Orange County Republicans scored a major victory when the Florida Supreme Court upheld a charter question from 2014 that made the elections for constitutional officers in Orange County non-partisan.
With the exception of the supervisor of elections, Orange County officers–all Democrats–sued the county to have that ballot question ruled as unconstitutional. The county officers took the case all the way to the Florida Supreme Court, insisting elections are regulated by the state, not local governments. They won the battle in a lower court and the 5th District Court of Appeals.
Then Orange County Mayor Teresa Jacobs decided to appeal to the Florida Supreme Court where the rulings were overturned by a 4-3 vote.
Orange County Tax Collector Scott Randolph, a Democrat, was against the decision.
“If Governor DeSantis is looking for the active definition of an activist decision, I think he just found it,” Randolph said.
The Court ruled Orange County can hold non-partisan elections for its county offices because Article VIII of the Florida Constitution notes counties “shall have all powers of local self-government not inconsistent with general law.”
Randolph insists this ruling this violates an entire section of Florida statutes.
“The court has created an election code that just doesn’t exist in state law,” he said.
Now the elections for these offices will have to be held in November and Randolph believes this creates a huge dilemma if a candidate does not get 50 percent plus one of the vote.
“State law doesn’t say anything about runoffs after November. There is no such thing as runoffs after November. So it seems they’ve created about of the blue, a winner take all scenario for the November election,” Randolph said.
He portrayed the decision as “log rolling” since term limits were also a part of the 2014 ballot question, claiming this was all a Republican effort to stop the massive losses they’ve faced in partisan elections in Orange County.
“There is no doubt Orange County has become much more blue over the past decade, and this was their attempt to hold on to power,” Randolph said.
Jacobs was a proponent of this amendment. Though a Republican, she was overwhelmingly elected twice as mayor in non-partisan races. Last year, she won the race for school board chair in what was also a non-partisan race.
After the ruling, Jacobs praised the decision.
“Today is a great day for Orange County voters and voters across the state who believe that they should be able to decide how local county constitutional officers are elected,” she said.

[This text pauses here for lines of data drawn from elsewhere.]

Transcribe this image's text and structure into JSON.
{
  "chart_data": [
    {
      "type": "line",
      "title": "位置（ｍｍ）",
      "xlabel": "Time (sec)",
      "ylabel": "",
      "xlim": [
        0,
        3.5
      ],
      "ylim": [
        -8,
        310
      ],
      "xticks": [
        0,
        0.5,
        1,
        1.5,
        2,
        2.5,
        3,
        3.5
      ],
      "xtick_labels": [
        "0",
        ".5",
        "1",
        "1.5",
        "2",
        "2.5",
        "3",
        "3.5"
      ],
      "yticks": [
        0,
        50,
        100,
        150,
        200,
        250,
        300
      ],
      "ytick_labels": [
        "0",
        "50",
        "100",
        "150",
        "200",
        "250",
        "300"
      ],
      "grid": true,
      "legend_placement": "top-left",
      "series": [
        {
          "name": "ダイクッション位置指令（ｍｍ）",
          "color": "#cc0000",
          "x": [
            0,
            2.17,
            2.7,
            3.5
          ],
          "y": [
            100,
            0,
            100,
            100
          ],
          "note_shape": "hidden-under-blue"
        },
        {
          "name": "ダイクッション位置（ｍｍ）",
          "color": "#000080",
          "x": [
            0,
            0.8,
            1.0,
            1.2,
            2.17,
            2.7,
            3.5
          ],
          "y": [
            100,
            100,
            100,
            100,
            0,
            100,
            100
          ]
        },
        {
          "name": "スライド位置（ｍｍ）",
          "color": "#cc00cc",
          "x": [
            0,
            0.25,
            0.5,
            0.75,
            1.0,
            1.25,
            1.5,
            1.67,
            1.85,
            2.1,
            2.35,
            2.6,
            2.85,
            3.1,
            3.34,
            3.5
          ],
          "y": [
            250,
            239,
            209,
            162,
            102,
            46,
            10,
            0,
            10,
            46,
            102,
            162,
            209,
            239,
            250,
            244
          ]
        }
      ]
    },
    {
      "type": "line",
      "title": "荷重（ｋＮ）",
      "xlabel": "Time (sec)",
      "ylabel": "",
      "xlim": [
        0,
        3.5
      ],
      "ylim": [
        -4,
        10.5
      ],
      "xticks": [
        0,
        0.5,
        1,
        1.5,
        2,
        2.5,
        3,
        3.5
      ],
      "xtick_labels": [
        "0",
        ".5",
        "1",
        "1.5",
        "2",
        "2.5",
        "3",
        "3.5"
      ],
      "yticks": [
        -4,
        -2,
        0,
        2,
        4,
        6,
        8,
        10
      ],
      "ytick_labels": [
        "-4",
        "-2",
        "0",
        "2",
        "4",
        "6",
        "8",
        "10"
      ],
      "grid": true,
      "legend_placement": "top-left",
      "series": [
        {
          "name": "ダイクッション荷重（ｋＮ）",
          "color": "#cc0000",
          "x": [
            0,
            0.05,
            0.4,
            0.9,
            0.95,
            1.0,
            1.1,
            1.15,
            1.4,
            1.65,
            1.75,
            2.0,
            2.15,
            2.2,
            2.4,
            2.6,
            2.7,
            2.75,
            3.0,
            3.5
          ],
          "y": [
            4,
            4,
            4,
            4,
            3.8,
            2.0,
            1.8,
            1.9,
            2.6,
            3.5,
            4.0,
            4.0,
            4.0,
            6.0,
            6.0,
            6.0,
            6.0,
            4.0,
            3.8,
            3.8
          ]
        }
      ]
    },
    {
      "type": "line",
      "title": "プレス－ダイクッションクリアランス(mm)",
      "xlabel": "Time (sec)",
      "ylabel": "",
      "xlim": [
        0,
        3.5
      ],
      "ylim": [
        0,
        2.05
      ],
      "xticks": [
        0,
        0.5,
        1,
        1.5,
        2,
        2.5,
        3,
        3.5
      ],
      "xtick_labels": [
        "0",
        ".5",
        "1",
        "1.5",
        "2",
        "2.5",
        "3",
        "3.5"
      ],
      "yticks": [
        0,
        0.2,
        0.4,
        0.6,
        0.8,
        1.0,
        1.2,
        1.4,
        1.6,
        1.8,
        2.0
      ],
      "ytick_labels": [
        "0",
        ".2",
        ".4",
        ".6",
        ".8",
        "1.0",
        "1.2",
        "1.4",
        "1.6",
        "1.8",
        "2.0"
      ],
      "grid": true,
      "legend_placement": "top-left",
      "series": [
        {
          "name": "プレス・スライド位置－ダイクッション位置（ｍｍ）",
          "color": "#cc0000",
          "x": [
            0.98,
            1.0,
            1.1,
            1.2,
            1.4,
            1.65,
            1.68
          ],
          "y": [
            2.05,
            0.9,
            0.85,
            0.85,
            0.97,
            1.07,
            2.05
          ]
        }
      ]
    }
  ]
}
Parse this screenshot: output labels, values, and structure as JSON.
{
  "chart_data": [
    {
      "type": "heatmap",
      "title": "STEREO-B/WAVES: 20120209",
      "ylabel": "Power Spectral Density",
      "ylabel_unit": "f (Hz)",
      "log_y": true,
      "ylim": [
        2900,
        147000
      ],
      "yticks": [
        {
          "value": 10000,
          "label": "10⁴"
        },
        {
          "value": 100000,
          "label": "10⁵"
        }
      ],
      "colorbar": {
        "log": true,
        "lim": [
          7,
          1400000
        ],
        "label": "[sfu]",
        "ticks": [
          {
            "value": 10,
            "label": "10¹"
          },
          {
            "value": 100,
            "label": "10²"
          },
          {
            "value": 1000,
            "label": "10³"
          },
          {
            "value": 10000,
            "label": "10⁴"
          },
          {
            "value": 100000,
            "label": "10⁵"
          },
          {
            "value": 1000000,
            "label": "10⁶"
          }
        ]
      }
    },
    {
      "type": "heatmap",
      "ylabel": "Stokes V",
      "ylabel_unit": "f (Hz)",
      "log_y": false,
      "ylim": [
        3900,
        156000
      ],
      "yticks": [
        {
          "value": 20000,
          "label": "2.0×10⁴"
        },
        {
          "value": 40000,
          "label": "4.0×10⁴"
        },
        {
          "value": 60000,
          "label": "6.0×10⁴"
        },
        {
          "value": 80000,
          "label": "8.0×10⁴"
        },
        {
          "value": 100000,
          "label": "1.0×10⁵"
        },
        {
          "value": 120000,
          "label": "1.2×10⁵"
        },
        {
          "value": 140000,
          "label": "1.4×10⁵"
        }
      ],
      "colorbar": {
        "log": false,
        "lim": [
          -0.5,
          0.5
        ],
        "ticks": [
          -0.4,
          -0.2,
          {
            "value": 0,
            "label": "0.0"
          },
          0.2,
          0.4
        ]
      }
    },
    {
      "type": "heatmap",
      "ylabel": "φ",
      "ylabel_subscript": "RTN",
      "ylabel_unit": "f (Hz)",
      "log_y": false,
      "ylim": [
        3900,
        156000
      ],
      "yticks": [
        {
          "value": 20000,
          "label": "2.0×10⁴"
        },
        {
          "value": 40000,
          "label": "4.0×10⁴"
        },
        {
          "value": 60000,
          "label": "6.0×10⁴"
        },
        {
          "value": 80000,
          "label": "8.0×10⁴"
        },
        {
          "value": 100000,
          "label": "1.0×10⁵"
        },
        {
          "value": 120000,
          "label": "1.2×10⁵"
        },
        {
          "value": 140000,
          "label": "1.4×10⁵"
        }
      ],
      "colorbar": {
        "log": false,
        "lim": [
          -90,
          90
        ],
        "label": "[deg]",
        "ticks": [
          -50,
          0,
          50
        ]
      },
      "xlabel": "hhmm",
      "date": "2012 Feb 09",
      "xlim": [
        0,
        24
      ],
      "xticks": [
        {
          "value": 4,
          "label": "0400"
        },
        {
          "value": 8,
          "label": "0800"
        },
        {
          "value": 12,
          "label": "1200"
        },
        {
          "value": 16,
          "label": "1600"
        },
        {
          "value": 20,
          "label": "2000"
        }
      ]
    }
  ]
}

A vast majority–71 percent–of Orange County voters approved the measure in 2014. While the Florida Supreme Court ruled on this case and it is now settled, the fight may continue. Randolph believes when voters across the state passed Amendment 10 in November, it preempted many of the rules that allowed this charter change and the court battle that followed. To challenge the charter again, a registered voter would have to sue and proved they were harmed. A plaintiff for that effort has not been found yet. Randolph says he will not be a party if a new lawsuit is filed.